Odamın kapısı açıldı, sonra bedenimi saran kollar hissettim. Şu anda bana sarılıp ağlama diyerek saçlarımı okşayan kişinin o olması için her şeyi yapardım ama elimden hiçbir şey gelmiyordu. Onu geri getirmek için elimden hiçbir şey gelmiyordu.

Tek yaptığım ortada bir bok parçası gibi durup onun eşyalarına sarılarak ağlamaktı. "Neden anne, neden onu seçti? Neden başkasını değil de, her şeyden çok sevdiğim kişiyi aldı benden?" Bir şey demeden saçlarımı okşamaya devam etti. Diyecek bir şeyi yoktu çünkü.

Ne diyebilirdi ki?

Sanki küçük bir çocukmuşum gibi 'O şu an çok güzel bir yerde ve seni izliyor.' mu diyecekti?

Ya da 'Ağladığını görse çok üzülürdü, ağlama.' mı diyecekti?

Aslında bunları söylemesine ihtiyacım vardı. Tıpkı küçük bir çocukmuş gibi bunu söylemesine ihtiyacım vardı. Varlığını hissetmesem de onun beni bir yerlerden gördüğüne inanmaya ihtiyacım vardı.

Saçlarımdan öptü ve çenemden tutup kafamı kaldırdı. "Gitmemiz lazım, tamam mı?" dedi gözlerimi silerek. Onun da ağlamasına az kalmıştı ama beni daha fazla üzmemek için kendisini tutuyordu.

Burnumu tişörte bastırdım ve kafamı salladım. Babam yanıma gelip kollarımdan tuttu.
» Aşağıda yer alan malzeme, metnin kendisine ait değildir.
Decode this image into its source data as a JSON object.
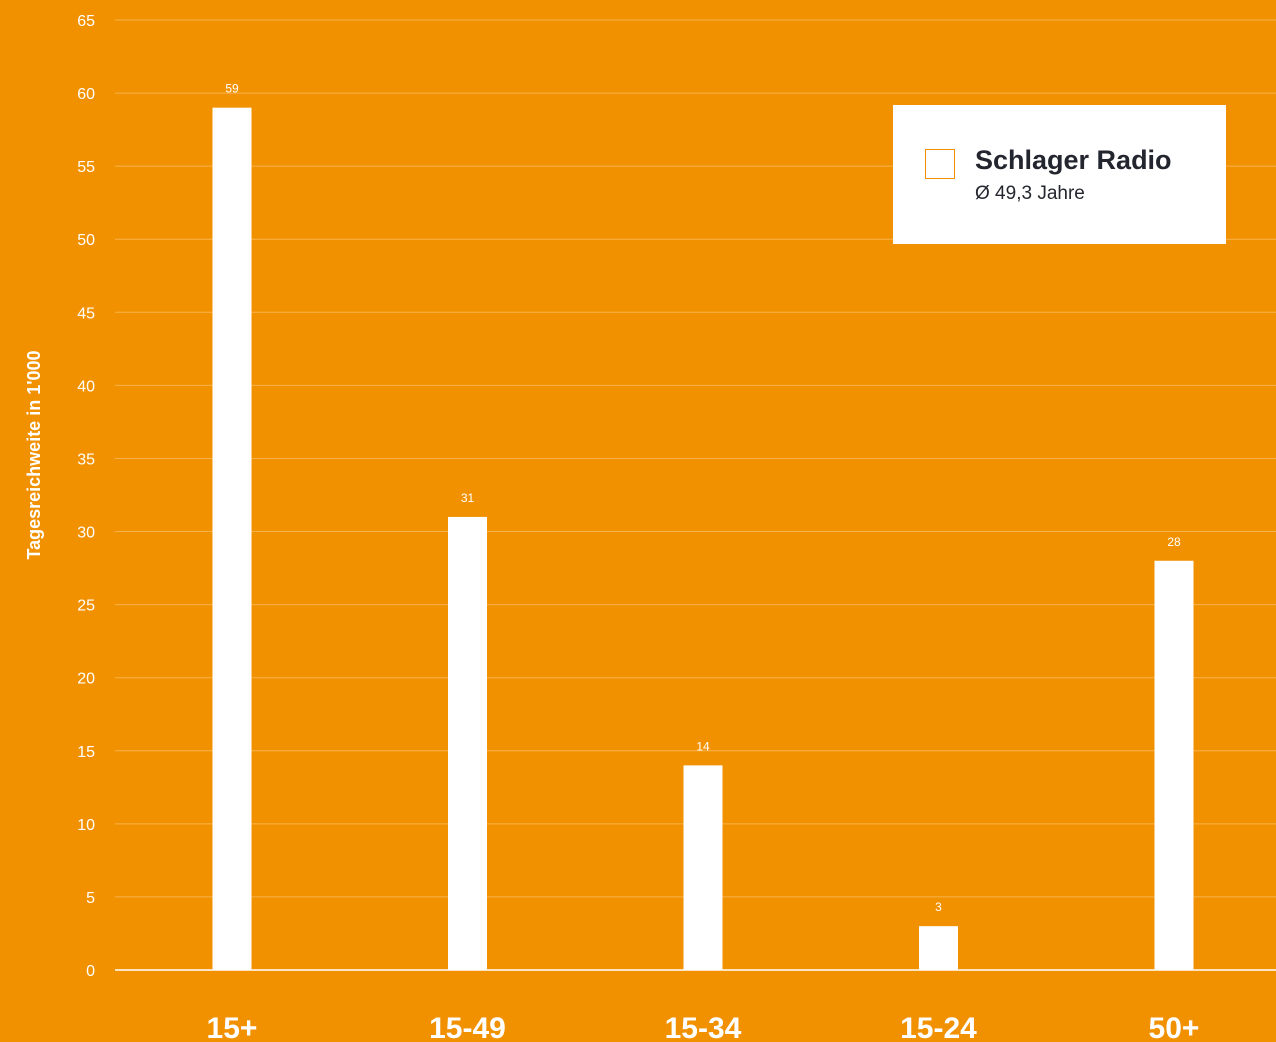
{
  "colors": {
    "background": "#f29100",
    "bar": "#ffffff",
    "grid": "#f6b24d",
    "legend_text": "#23262e"
  },
  "legend": {
    "placement": "top-right",
    "name": "Schlager Radio",
    "subtitle": "Ø 49,3 Jahre"
  },
  "chart_data": {
    "type": "bar",
    "title": "",
    "xlabel": "",
    "ylabel": "Tagesreichweite in 1'000",
    "categories": [
      "15+",
      "15-49",
      "15-34",
      "15-24",
      "50+"
    ],
    "series": [
      {
        "name": "Schlager Radio",
        "values": [
          59,
          31,
          14,
          3,
          28
        ]
      }
    ],
    "ylim": [
      0,
      65
    ],
    "yticks": [
      0,
      5,
      10,
      15,
      20,
      25,
      30,
      35,
      40,
      45,
      50,
      55,
      60,
      65
    ],
    "grid": true,
    "data_labels": true
  }
}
Ama kalkmak istememiştim. "Hadi oğlum." dedi yumuşak sesiyle. "Ona veda etmek istemiyorum, bunu yapamam."

"Hepimizin orada olup, senin orada olmadığını görürse üzülür." Noah'nın ağlamaklı sesini duyunca kafamı kaldırıp kapıya baktım. Hepsi oradaydı ve onlar da ağlıyordu. Ne zamandır burada oldukları hakkında hiçbir fikrim yoktu. "Onun üzülmesini ister misin?" dediğinde başımı hayır anlamında salladım.

Tim bana doğru geldi ve dizlerinin üstüne çöküp ellerini uzattı. "Hadi dostum, son kez de olsa onu mutlu et." dedi ve gözünden akan yaşı sildi. Titreyen ellerimi uzattığımda gülümseyerek tuttu ve ayağa kalktı. Ben de ayağa kalkınca sarıldı.

"Geç kalacağız, gitmeliyiz." deyip benden ayrıldı. Kafamı salladım. Sersem gibi olduğumdan babam yürümeme yardım ediyordu.

Arabaya bindirdi ve yanıma oturdu. Hıçkırınca elimdeki tişörtü daha sıkı tuttum. Babam kollarını bana sardı ve kafamı göğsüne bastırdı. "Benim yüzümden oldu bunların hepsi, benim yüzümden oldu. Onun yerinde ben olmalıydım, giden ben olmalıydım."